Alpha was previously a dance studio. We’d always have coffee in Little Gecko, and look into the big windows of the studio. One day while I was getting coffee, a for lease sign was being put up on the roof. I called the agent immediately and went through it. I took my Dad through it and a few months later I signed the lease. Dad and I did the fit out. We opened the doors on 3 March 2020. Two weeks later we were in lockdown.

Earlier this year when I climbed to the top of Mount Amos in Tasmania

Earlier this year when I climbed to the top of Mount Amos in Tasmania

It’s taken me so many years to find my passion as a practitioner. I am happy as a business owner, practising osteo, and love what I do. Recently, after working with a unique client, I did some research and realised hypermobility was under-represented. There’s a huge gap in healthcare in understanding hypermobility disorders,  across Allied Health Practitioners and GPs as well.

I want to continue educating practitioners in this field and to help more people with hypermobility disorders.

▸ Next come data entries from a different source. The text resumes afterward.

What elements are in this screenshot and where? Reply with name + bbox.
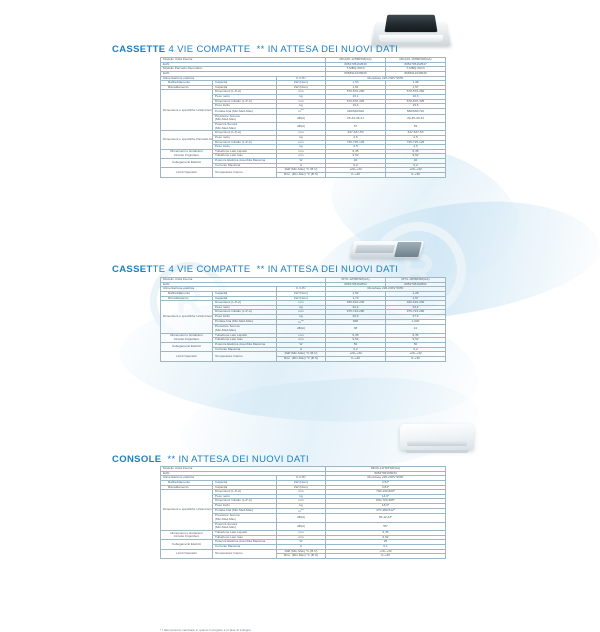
group-label-unita-interna: Dimensioni e specifiche Unità Interna	[160, 300, 213, 334]
value-potenza-sonora: 57	[325, 121, 387, 132]
group-label-limiti-operativi: Limiti Operativi	[160, 167, 213, 178]
section-title-rest: TE 4 VIE COMPATTE	[152, 264, 251, 275]
value-potenza-sonora: 59	[385, 121, 447, 132]
table-row: Pressione Sonora (Min-Med-Max) dB(A) 38 4…	[161, 324, 447, 334]
value-pressione-sonora: 29-35-40-43	[385, 113, 447, 124]
group-label-circuito-frigorifero: Dimensioni e limitazioni Circuito Frigori…	[160, 529, 213, 541]
spec-table-console: Modello Unità Interna MFA5-12HRFN8(GA) E…	[159, 466, 447, 559]
group-label-limiti-operativi: Limiti Operativi	[160, 351, 213, 362]
group-label-unita-interna: Dimensioni e specifiche Unità Interna	[160, 89, 213, 132]
datasheet-page: R R CASSETTE 4 VIE COMPATTE ** IN ATTESA…	[112, 8, 600, 632]
spec-table-cassette-2: Modello Unità Interna MTU-12HRFN8(GA) MT…	[159, 277, 447, 362]
unit-dba: dB(A)	[275, 121, 327, 132]
awaiting-data-note: ** IN ATTESA DEI NUOVI DATI	[167, 454, 310, 465]
group-label-limiti-operativi: Limiti Operativi	[160, 548, 213, 559]
section-title-strong: CASSET	[112, 264, 153, 275]
value-pressione-sonora: 38	[325, 324, 387, 334]
table-row: Risc. (Min-Max) °C (B.S) 0~+30 0~+30	[161, 172, 447, 178]
group-label-pannello-decorativo: Dimensioni e specifiche Pannello Decorat…	[160, 130, 213, 150]
value-temp-risc: 0~+30	[385, 355, 447, 362]
unit-temp-risc: Risc. (Min-Max) °C (B.S)	[275, 172, 327, 178]
section-title-console: CONSOLE ** IN ATTESA DEI NUOVI DATI	[112, 454, 309, 465]
table-row: Pressione Sonora (Min-Med-Max) dB(A) 25-3…	[161, 113, 447, 124]
page-footnote: * I dati possono cambiare in quanto il p…	[160, 628, 251, 632]
table-row: Risc. (Min-Max) °C (B.S) 0~+30 0~+30	[161, 355, 447, 362]
label-pressione-sonora: Pressione Sonora (Min-Med-Max)	[212, 113, 277, 124]
unit-dba: dB(A)	[275, 113, 327, 124]
section-title-cassette-2: CASSETTE 4 VIE COMPATTE ** IN ATTESA DEI…	[112, 264, 398, 275]
label-potenza-sonora: Potenza Sonora (Min-Med-Max)	[212, 121, 277, 132]
group-label-collegamenti-elettrici: Collegamenti Elettrici	[160, 539, 213, 550]
label-temperature-interne: Temperature Interne	[212, 351, 277, 362]
section-title-strong: CASSETTE	[112, 44, 166, 55]
section-title-cassette-1: CASSETTE 4 VIE COMPATTE ** IN ATTESA DEI…	[112, 44, 398, 55]
table-row: Dimensioni e specifiche Unità Interna Di…	[160, 489, 447, 531]
unit-temp-risc: Risc. (Min-Max) °C (B.S)	[275, 355, 327, 362]
value-pressione-sonora: 35-42-43*	[325, 513, 447, 523]
value-pressione-sonora: 25-33-36-41	[325, 113, 387, 124]
product-photo-console	[400, 424, 474, 458]
group-label-collegamenti-elettrici: Collegamenti Elettrici	[160, 341, 213, 353]
section-title-rest: 4 VIE COMPATTE	[165, 44, 251, 55]
value-pressione-sonora: 41	[385, 324, 447, 334]
value-temp-risc: 0~+30	[325, 355, 387, 362]
group-label-circuito-frigorifero: Dimensioni e limitazioni Circuito Frigori…	[160, 148, 213, 160]
awaiting-data-note: ** IN ATTESA DEI NUOVI DATI	[256, 44, 399, 55]
value-potenza-sonora: 55*	[325, 521, 447, 532]
group-label-unita-interna: Dimensioni e specifiche Unità Interna	[160, 489, 213, 531]
table-row: Potenza Sonora (Min-Med-Max) dB(A) 55*	[161, 521, 447, 532]
product-photo-cassette	[370, 8, 452, 56]
unit-dba: dB(A)	[275, 324, 327, 334]
unit-temp-risc: Risc. (Min-Max) °C (B.S)	[275, 553, 327, 559]
value-temp-risc: 0~+30	[325, 172, 387, 178]
table-row: Corrente Massima A 0,2 0,2	[161, 162, 447, 169]
table-row: Potenza Sonora (Min-Med-Max) dB(A) 57 59	[161, 121, 447, 132]
section-title-strong: CONSOLE	[112, 454, 162, 465]
group-label-circuito-frigorifero: Dimensioni e limitazioni Circuito Frigori…	[160, 332, 213, 344]
spec-table-cassette-1: Modello Unità Interna MCA3U-12HRFN8(GA) …	[159, 57, 447, 178]
product-photo-ducted	[349, 237, 425, 267]
unit-dba: dB(A)	[275, 521, 327, 532]
label-pressione-sonora: Pressione Sonora (Min-Med-Max)	[212, 324, 277, 334]
table-row: Dimensioni e specifiche Unità Interna Di…	[160, 89, 447, 132]
value-temp-risc: 0~+30	[385, 172, 447, 178]
awaiting-data-note: ** IN ATTESA DEI NUOVI DATI	[256, 264, 399, 275]
value-temp-risc: 0~+30	[325, 553, 447, 559]
group-label-collegamenti-elettrici: Collegamenti Elettrici	[160, 158, 213, 169]
unit-dba: dB(A)	[275, 513, 327, 523]
label-temperature-interne: Temperature Interne	[212, 548, 277, 559]
label-temperature-interne: Temperature Interne	[212, 167, 277, 178]
label-pressione-sonora: Pressione Sonora (Min-Med-Max)	[212, 513, 277, 523]
label-potenza-sonora: Potenza Sonora (Min-Med-Max)	[212, 521, 277, 532]
table-row: Risc. (Min-Max) °C (B.S) 0~+30	[161, 553, 447, 559]
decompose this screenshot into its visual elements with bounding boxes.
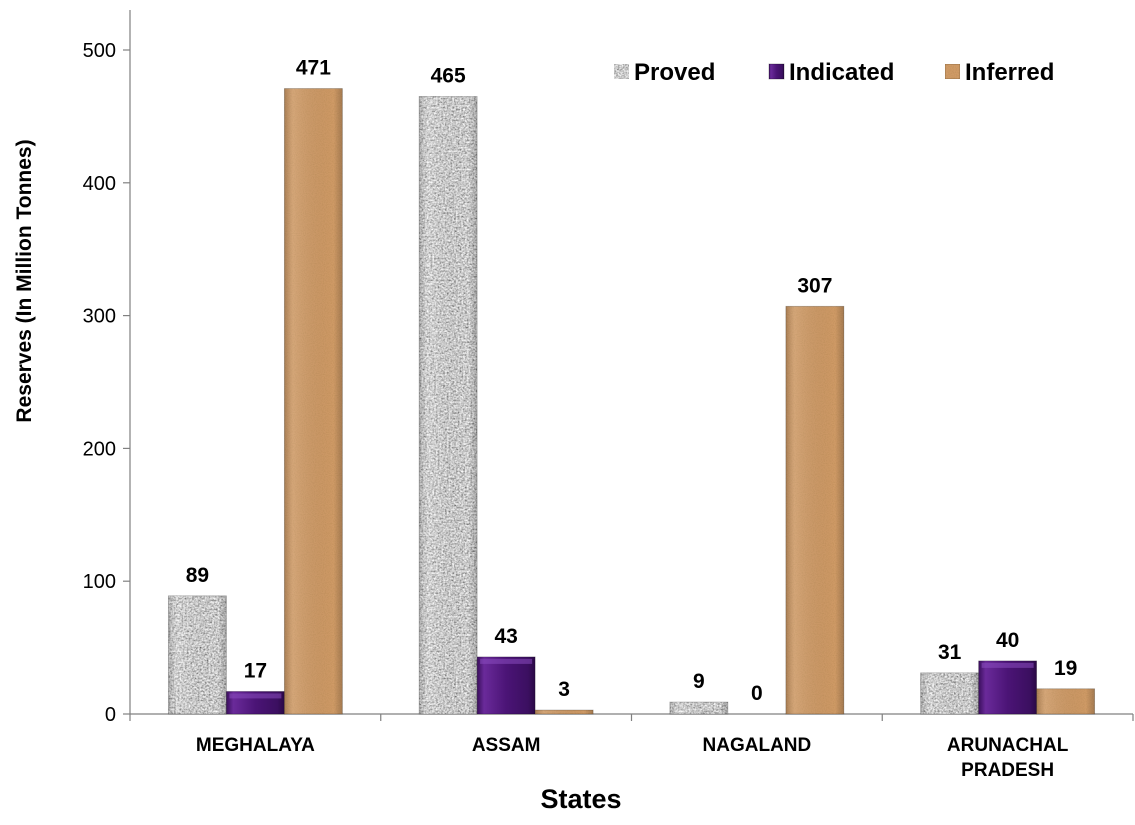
legend-label: Inferred [965,59,1054,86]
data-label: 465 [431,64,466,87]
bar-indicated [225,691,285,715]
category-label: PRADESH [961,760,1054,781]
data-label: 3 [558,678,570,701]
bar-inferred [534,709,594,715]
legend-item-indicated: Indicated [768,59,894,86]
bar-proved [167,595,227,715]
legend-label: Proved [634,59,715,86]
data-label: 471 [296,57,331,80]
legend-swatch [768,63,785,80]
data-label: 19 [1054,657,1077,680]
category-label: NAGALAND [703,735,812,756]
y-tick-label: 500 [83,40,116,62]
legend-swatch [944,63,961,80]
legend-swatch [613,63,630,80]
bar-proved [669,701,729,715]
data-labels: 89 465 9 31 17 43 0 40 471 3 307 19 [186,57,1078,705]
bar-proved [920,672,980,715]
data-label: 17 [244,659,267,682]
y-tick-label: 400 [83,173,116,195]
category-label: ASSAM [472,735,541,756]
data-label: 0 [751,682,763,705]
category-label: ARUNACHAL [947,735,1069,756]
category-label: MEGHALAYA [196,735,315,756]
y-tick-label: 300 [83,306,116,328]
x-categories: MEGHALAYA ASSAM NAGALAND ARUNACHAL PRADESH [129,714,1134,781]
data-label: 9 [693,670,705,693]
data-label: 43 [494,625,517,648]
bar-proved [418,96,478,715]
data-label: 307 [797,274,832,297]
bars [167,88,1096,715]
bar-indicated [978,660,1038,715]
y-tick-label: 0 [105,704,116,726]
data-label: 40 [996,629,1019,652]
data-label: 89 [186,564,209,587]
bar-inferred [283,88,343,715]
axes [129,10,1133,715]
legend-label: Indicated [789,59,894,86]
y-tick-label: 100 [83,571,116,593]
y-ticks: 0 100 200 300 400 500 [83,40,130,726]
y-tick-label: 200 [83,438,116,460]
bar-inferred [1036,688,1096,715]
legend-item-inferred: Inferred [944,59,1054,86]
legend-item-proved: Proved [613,59,715,86]
legend: Proved Indicated Inferred [613,59,1054,86]
y-axis-title: Reserves (In Million Tonnes) [13,139,36,422]
data-label: 31 [938,641,962,664]
bar-indicated [476,656,536,715]
bar-inferred [785,305,845,715]
x-axis-title: States [540,784,621,814]
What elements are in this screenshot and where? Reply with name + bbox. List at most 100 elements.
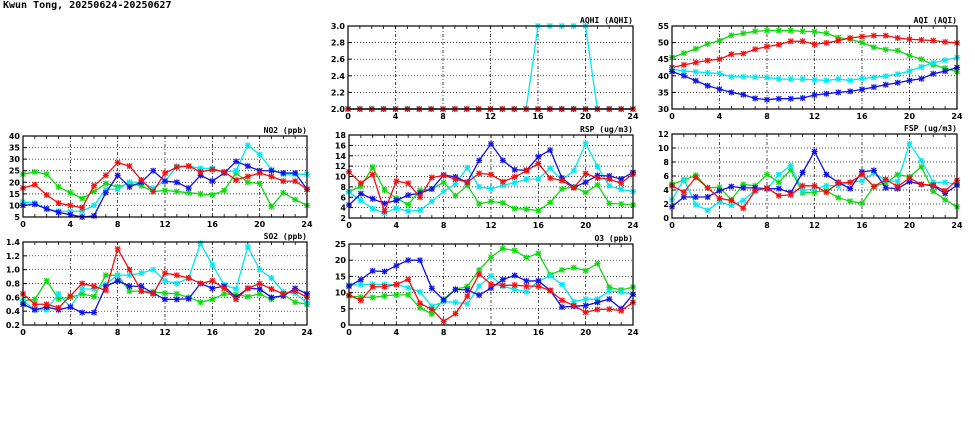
data-point <box>906 77 913 84</box>
data-point <box>102 287 109 294</box>
data-point <box>162 296 168 303</box>
y-tick-label: 0.2 <box>6 321 20 330</box>
data-point <box>138 283 145 290</box>
data-point <box>799 169 806 176</box>
data-point <box>268 173 275 180</box>
data-point <box>162 187 168 194</box>
data-point <box>859 39 865 46</box>
data-point <box>594 181 601 188</box>
data-point <box>582 267 589 274</box>
data-point <box>197 168 204 175</box>
y-tick-label: 10 <box>658 144 670 153</box>
data-point <box>126 288 133 295</box>
data-point <box>417 257 423 264</box>
data-point <box>582 170 589 177</box>
data-point <box>357 197 364 204</box>
data-point <box>67 211 74 218</box>
data-point <box>547 272 554 279</box>
data-point <box>811 92 818 99</box>
data-point <box>930 37 937 44</box>
data-point <box>799 182 806 189</box>
data-point <box>704 194 711 200</box>
data-point <box>185 163 192 170</box>
x-tick-label: 4 <box>717 112 723 121</box>
y-tick-label: 40 <box>658 72 670 81</box>
data-point <box>114 277 121 284</box>
data-point <box>511 205 518 212</box>
data-point <box>102 172 109 179</box>
y-tick-label: 0 <box>340 321 346 330</box>
data-point <box>570 302 577 309</box>
data-point <box>209 296 216 303</box>
data-point <box>102 180 109 187</box>
data-point <box>942 179 949 186</box>
data-point <box>680 189 687 196</box>
chart-aqhi: AQHI (AQHI) 2.0 2.2 2.4 2.6 2.8 3.0 0 4 8 12 16 20 24 <box>331 16 639 121</box>
data-point <box>185 185 192 192</box>
data-point <box>618 307 625 314</box>
data-point <box>594 175 601 182</box>
data-point <box>499 199 506 206</box>
data-point <box>618 200 625 207</box>
data-point <box>357 276 364 283</box>
x-tick-label: 4 <box>394 221 400 230</box>
data-point <box>150 188 157 195</box>
data-point <box>79 204 86 211</box>
x-tick-label: 0 <box>669 112 675 121</box>
x-tick-label: 0 <box>346 221 352 230</box>
data-point <box>292 288 299 295</box>
data-point <box>55 304 62 311</box>
x-tick-label: 12 <box>159 328 170 337</box>
data-point <box>704 40 711 47</box>
x-tick-label: 12 <box>809 221 820 230</box>
data-point <box>499 276 506 283</box>
data-point <box>740 73 747 80</box>
data-point <box>870 167 877 174</box>
data-point <box>114 159 121 166</box>
data-point <box>292 196 299 203</box>
x-tick-label: 24 <box>627 221 639 230</box>
data-point <box>126 183 133 190</box>
data-point <box>728 51 735 58</box>
data-point <box>775 95 782 102</box>
y-tick-label: 15 <box>9 190 21 199</box>
data-point <box>55 183 62 190</box>
x-tick-label: 20 <box>254 328 266 337</box>
x-tick-label: 24 <box>627 328 639 337</box>
data-point <box>787 162 794 169</box>
data-point <box>369 267 376 274</box>
data-point <box>594 260 601 267</box>
x-tick-label: 20 <box>580 328 592 337</box>
data-point <box>476 157 483 164</box>
y-tick-label: 2.0 <box>331 105 346 114</box>
data-point <box>79 280 86 287</box>
data-point <box>67 208 74 215</box>
data-point <box>704 207 711 214</box>
data-point <box>67 304 74 311</box>
x-tick-label: 8 <box>764 112 770 121</box>
data-point <box>357 297 364 304</box>
data-point <box>775 27 782 34</box>
data-point <box>618 288 625 295</box>
data-point <box>268 203 275 210</box>
data-point <box>728 183 735 190</box>
data-point <box>764 74 770 81</box>
data-point <box>547 165 554 172</box>
data-point <box>728 32 735 39</box>
data-point <box>233 296 239 303</box>
data-point <box>894 171 901 178</box>
data-point <box>847 185 854 192</box>
data-point <box>185 295 192 302</box>
data-point <box>381 292 388 299</box>
plot-frame <box>22 135 308 218</box>
data-point <box>716 56 723 63</box>
data-point <box>452 176 459 183</box>
data-point <box>930 59 937 66</box>
data-point <box>197 165 204 172</box>
data-point <box>393 197 400 204</box>
data-point <box>582 189 589 196</box>
data-point <box>594 306 601 313</box>
data-point <box>775 192 782 199</box>
data-point <box>197 240 204 247</box>
data-point <box>906 36 913 43</box>
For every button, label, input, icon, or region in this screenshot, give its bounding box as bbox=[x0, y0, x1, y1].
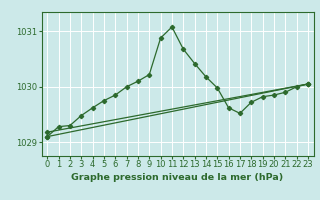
X-axis label: Graphe pression niveau de la mer (hPa): Graphe pression niveau de la mer (hPa) bbox=[71, 173, 284, 182]
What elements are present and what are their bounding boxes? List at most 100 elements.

I’m just one person, and more people will be able to get help the right way if I can help spread the word. My journey may take a different pathway, but Alpha will always be part of my life. My practice is growing and I’m excited to see what happens next!

The relationship with my family has grown since I moved away from Bacchus Marsh; we make time to see each other. I actually enjoy it now and it’s not a chore. I get to hang out with my parents and animals.

On the weekends I’m usually out doing something active. I’m either at the beach, walking, running or seeing friends. I love spending time in the gym staying strong, and exploring new restaurants with my partner. My favourite café is probably Elephant Café in Newport, but the best coffee is at Little Gecko next door!